Hex and Base64 are utility classes from the org.bouncycastle.util.encoders package.

An HMAC of a string is usually a single-part operation:

byte[] hmac = mac.doFinal("message".getBytes());

Incremental hashing presumes message data updates:

int i; byte[] buffer = new byte[8192]; BufferedInputStream stream = new BufferedInputStream(new FileInputStream("file.xml")); while((i = stream.read(buffer)) != -1) { mac.update(buffer, 0, i); } byte[] hmac = mac.doFinal();

C#

Cryptographic Services of the .NET framework rely on the HashAlgorithm base class to provide HMAC functionality to .NET applications. The class API is inherited by the KeyedHashAlgorithm and HMAC from which all implementations of keyed hash algorithms must derive.

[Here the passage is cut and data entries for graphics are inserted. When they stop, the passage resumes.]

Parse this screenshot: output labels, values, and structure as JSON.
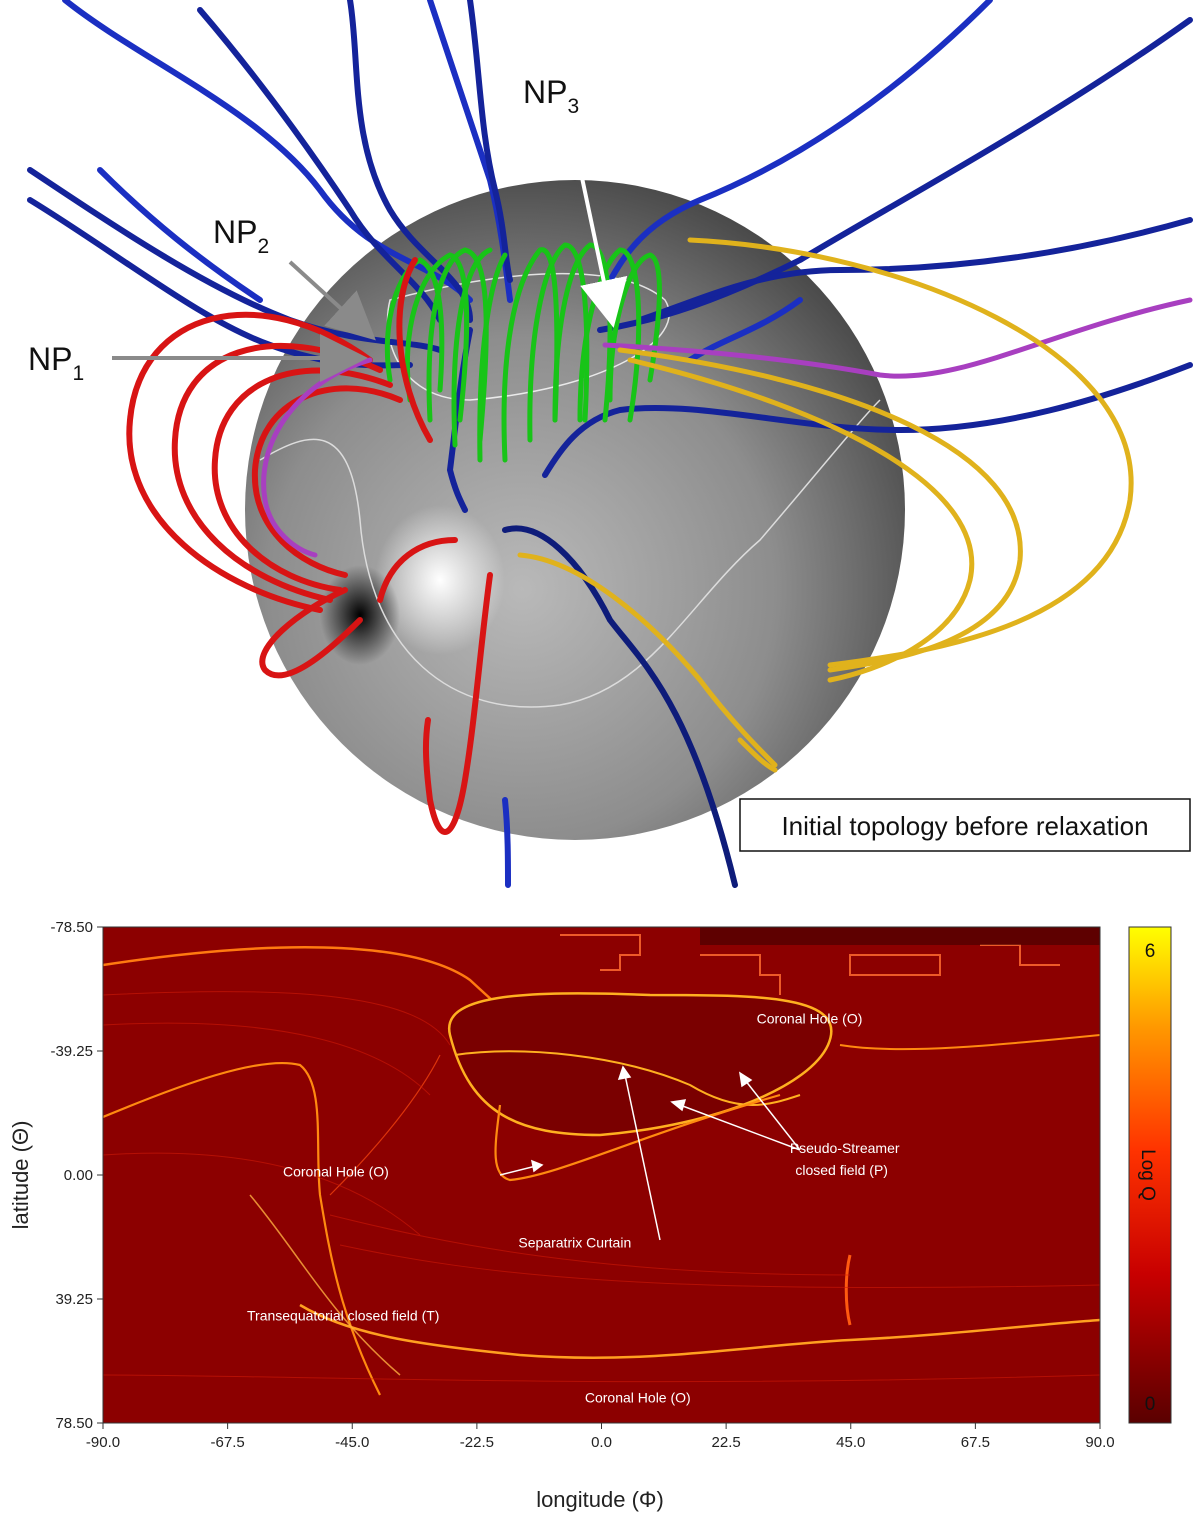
{
  "top_panel": {
    "annotations": [
      {
        "base": "NP",
        "sub": "1"
      },
      {
        "base": "NP",
        "sub": "2"
      },
      {
        "base": "NP",
        "sub": "3"
      }
    ],
    "caption": "Initial topology before relaxation",
    "line_colors": {
      "open_field": "#0a1f9a",
      "pseudo_streamer": "#18c418",
      "transequatorial": "#e0b21c",
      "side_loops": "#d81414",
      "separatrix_line": "#a83fc0"
    }
  },
  "chart_data": {
    "type": "heatmap",
    "xlabel": "longitude (Φ)",
    "ylabel": "latitude (Θ)",
    "x_ticks": [
      "-90.0",
      "-67.5",
      "-45.0",
      "-22.5",
      "0.0",
      "22.5",
      "45.0",
      "67.5",
      "90.0"
    ],
    "y_ticks": [
      "-78.50",
      "-39.25",
      "0.00",
      "39.25",
      "78.50"
    ],
    "xlim": [
      -90.0,
      90.0
    ],
    "ylim": [
      -78.5,
      78.5
    ],
    "colorbar": {
      "label": "Log Q",
      "min_label": "0",
      "max_label": "6",
      "range": [
        0,
        6
      ],
      "colors": [
        "#5a0000",
        "#c80000",
        "#ff3300",
        "#ff9900",
        "#ffff00"
      ]
    },
    "annotations": [
      {
        "text": "Coronal Hole (O)",
        "x": 28.0,
        "y": -48.0
      },
      {
        "text": "Coronal Hole (O)",
        "x": -57.5,
        "y": 0.5
      },
      {
        "text": "Pseudo-Streamer",
        "x": 34.0,
        "y": -7.0
      },
      {
        "text": "closed field (P)",
        "x": 35.0,
        "y": 0.0
      },
      {
        "text": "Separatrix Curtain",
        "x": -15.0,
        "y": 23.0
      },
      {
        "text": "Transequatorial closed field (T)",
        "x": -64.0,
        "y": 46.0
      },
      {
        "text": "Coronal Hole (O)",
        "x": -3.0,
        "y": 72.0
      }
    ]
  }
}
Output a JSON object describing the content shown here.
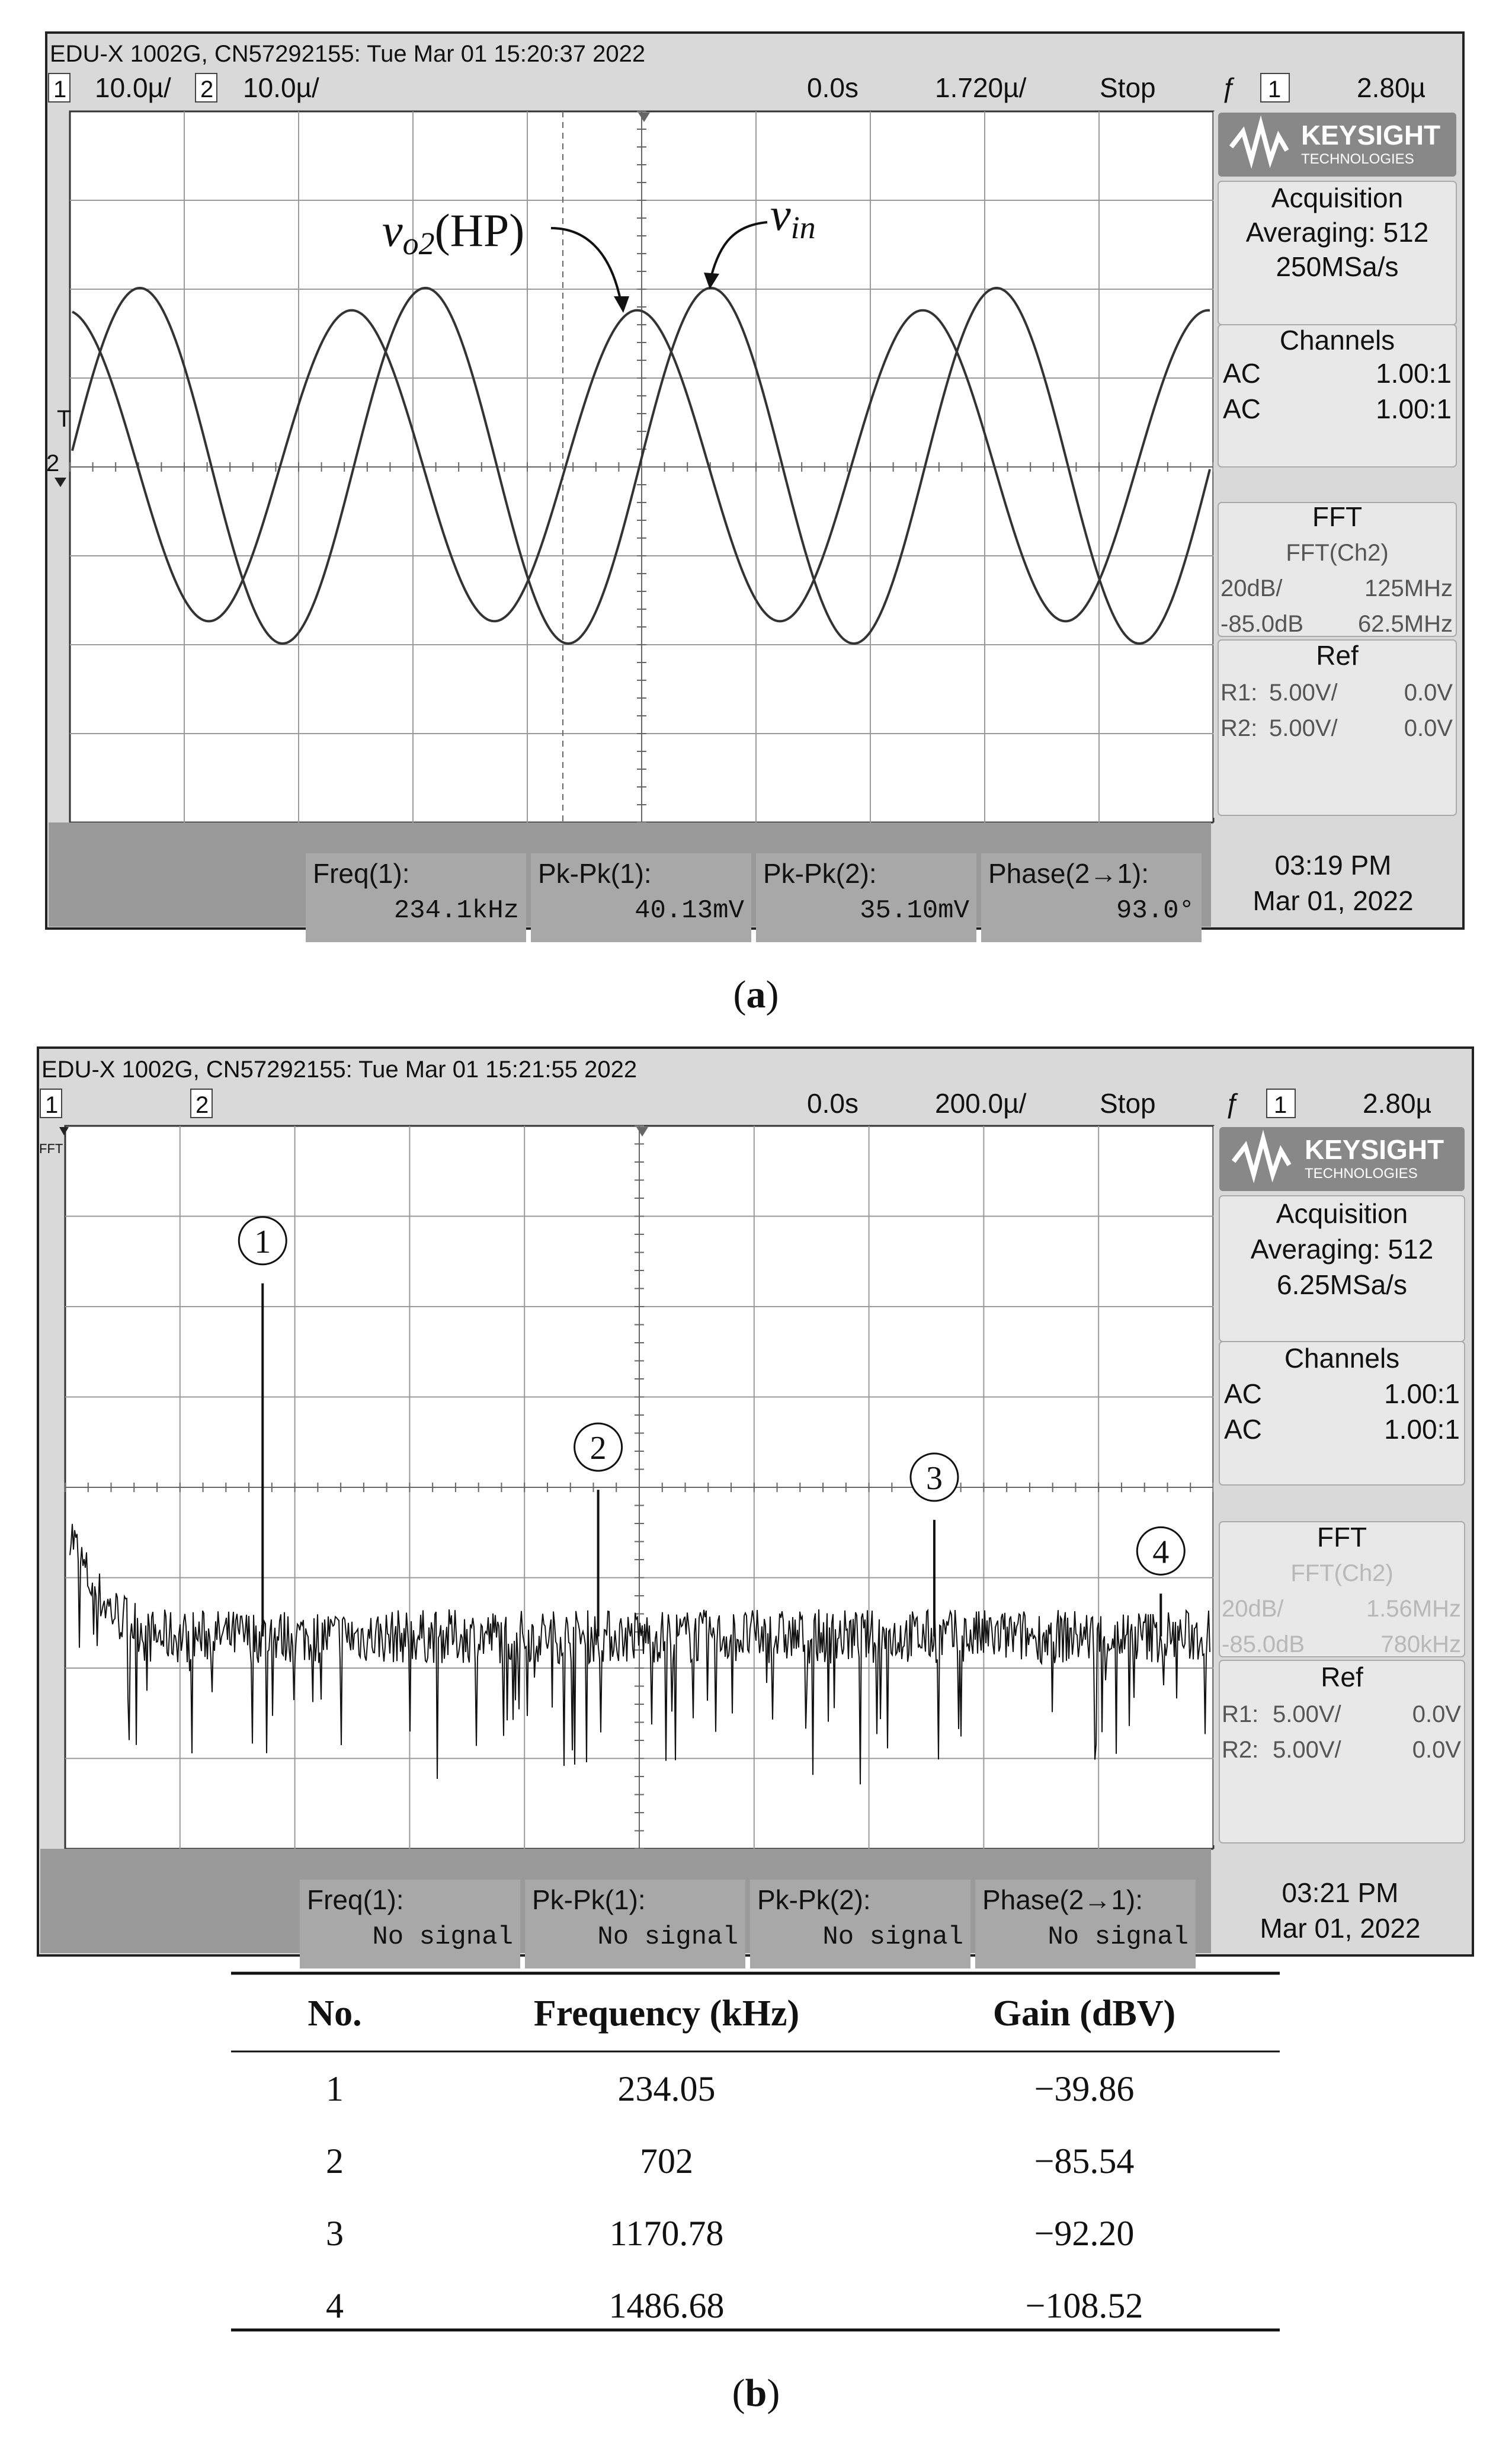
{
  "panel_a": {
    "caption_open": "(",
    "caption_letter": "a",
    "caption_close": ")",
    "title_bar": "EDU-X 1002G, CN57292155: Tue Mar 01 15:20:37 2022",
    "status": {
      "ch1_num": "1",
      "ch1_scale": "10.0µ/",
      "ch2_num": "2",
      "ch2_scale": "10.0µ/",
      "delay": "0.0s",
      "timebase": "1.720µ/",
      "run_state": "Stop",
      "trigger_icon": "ƒ",
      "trigger_ch": "1",
      "trigger_level": "2.80µ"
    },
    "annotations": {
      "vo2_v": "v",
      "vo2_sub": "o2",
      "vo2_paren": "(HP)",
      "vin_v": "v",
      "vin_sub": "in"
    },
    "side": {
      "brand": "KEYSIGHT",
      "brand_sub": "TECHNOLOGIES",
      "acq_title": "Acquisition",
      "acq_line1": "Averaging: 512",
      "acq_line2": "250MSa/s",
      "ch_title": "Channels",
      "ch1_coupling": "AC",
      "ch1_probe": "1.00:1",
      "ch2_coupling": "AC",
      "ch2_probe": "1.00:1",
      "fft_title": "FFT",
      "fft_src": "FFT(Ch2)",
      "fft_scale": "20dB/",
      "fft_span": "125MHz",
      "fft_offset": "-85.0dB",
      "fft_center": "62.5MHz",
      "ref_title": "Ref",
      "r1_label": "R1:",
      "r1_scale": "5.00V/",
      "r1_offset": "0.0V",
      "r2_label": "R2:",
      "r2_scale": "5.00V/",
      "r2_offset": "0.0V"
    },
    "measurements": [
      {
        "label": "Freq(1):",
        "value": "234.1kHz"
      },
      {
        "label": "Pk-Pk(1):",
        "value": "40.13mV"
      },
      {
        "label": "Pk-Pk(2):",
        "value": "35.10mV"
      },
      {
        "label": "Phase(2→1):",
        "value": "93.0°"
      }
    ],
    "clock_time": "03:19 PM",
    "clock_date": "Mar 01, 2022",
    "markers": {
      "trig": "T",
      "ch1": "1",
      "ch2": "2"
    }
  },
  "panel_b": {
    "caption_open": "(",
    "caption_letter": "b",
    "caption_close": ")",
    "title_bar": "EDU-X 1002G, CN57292155: Tue Mar 01 15:21:55 2022",
    "status": {
      "ch1_num": "1",
      "ch2_num": "2",
      "delay": "0.0s",
      "timebase": "200.0µ/",
      "run_state": "Stop",
      "trigger_icon": "ƒ",
      "trigger_ch": "1",
      "trigger_level": "2.80µ"
    },
    "fft_marker": "FFT",
    "peaks": [
      {
        "num": "1"
      },
      {
        "num": "2"
      },
      {
        "num": "3"
      },
      {
        "num": "4"
      }
    ],
    "side": {
      "brand": "KEYSIGHT",
      "brand_sub": "TECHNOLOGIES",
      "acq_title": "Acquisition",
      "acq_line1": "Averaging: 512",
      "acq_line2": "6.25MSa/s",
      "ch_title": "Channels",
      "ch1_coupling": "AC",
      "ch1_probe": "1.00:1",
      "ch2_coupling": "AC",
      "ch2_probe": "1.00:1",
      "fft_title": "FFT",
      "fft_src": "FFT(Ch2)",
      "fft_scale": "20dB/",
      "fft_span": "1.56MHz",
      "fft_offset": "-85.0dB",
      "fft_center": "780kHz",
      "ref_title": "Ref",
      "r1_label": "R1:",
      "r1_scale": "5.00V/",
      "r1_offset": "0.0V",
      "r2_label": "R2:",
      "r2_scale": "5.00V/",
      "r2_offset": "0.0V"
    },
    "measurements": [
      {
        "label": "Freq(1):",
        "value": "No signal"
      },
      {
        "label": "Pk-Pk(1):",
        "value": "No signal"
      },
      {
        "label": "Pk-Pk(2):",
        "value": "No signal"
      },
      {
        "label": "Phase(2→1):",
        "value": "No signal"
      }
    ],
    "clock_time": "03:21 PM",
    "clock_date": "Mar 01, 2022"
  },
  "table": {
    "headers": [
      "No.",
      "Frequency (kHz)",
      "Gain (dBV)"
    ],
    "rows": [
      [
        "1",
        "234.05",
        "−39.86"
      ],
      [
        "2",
        "702",
        "−85.54"
      ],
      [
        "3",
        "1170.78",
        "−92.20"
      ],
      [
        "4",
        "1486.68",
        "−108.52"
      ]
    ]
  },
  "chart_data": [
    {
      "type": "line",
      "series": [
        {
          "name": "vo2 (HP)",
          "waveform": "sine",
          "phase_deg_rel_to_vin": 93.0,
          "pk_pk_mV": 35.1
        },
        {
          "name": "vin",
          "waveform": "sine",
          "frequency_kHz": 234.1,
          "pk_pk_mV": 40.13
        }
      ]
    },
    {
      "type": "line",
      "peaks": [
        {
          "no": 1,
          "frequency_kHz": 234.05,
          "gain_dBV": -39.86
        },
        {
          "no": 2,
          "frequency_kHz": 702,
          "gain_dBV": -85.54
        },
        {
          "no": 3,
          "frequency_kHz": 1170.78,
          "gain_dBV": -92.2
        },
        {
          "no": 4,
          "frequency_kHz": 1486.68,
          "gain_dBV": -108.52
        }
      ],
      "fft_center": "780kHz",
      "fft_span": "1.56MHz",
      "fft_scale": "20dB/",
      "fft_offset": "-85.0dB"
    }
  ]
}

The Create() method of the "blueprint" classes can be used to obtain a working HMAC engine:

HashAlgorithm hmacAlg = HashAlgorithm.Create("HMACSHA256"); KeyedHashAlgorithm keyedHashAlg = KeyedHashAlgorithm.Create("HMACSHA256"); HMAC hmac = HMAC.Create("HMACSHA256");

Direct instantiation of HMACSHA256 is also possible:

HMACSHA256 hmacSHA256 = new HMACSHA256();

A 64-byte key is created for HMAC objects implicitly:

// secret key is an array of 64 random bytes Console.WriteLine(hmacSHA256.Key.Length); foreach (byte b in hmacSHA256.Key) { Console.Write(b.ToString("x2")); }

Programmatically, computing an HMAC of a string or a stream is similar to message digest computation:

HMACSHA256 hmacSHA256 = new HMACSHA256(); byte[] message = Encoding.Default.GetBytes("message"); byte[] result = hmacSHA256.ComputeHash(message); foreach (byte b in result) { Console.Write(b.ToString("x2")); }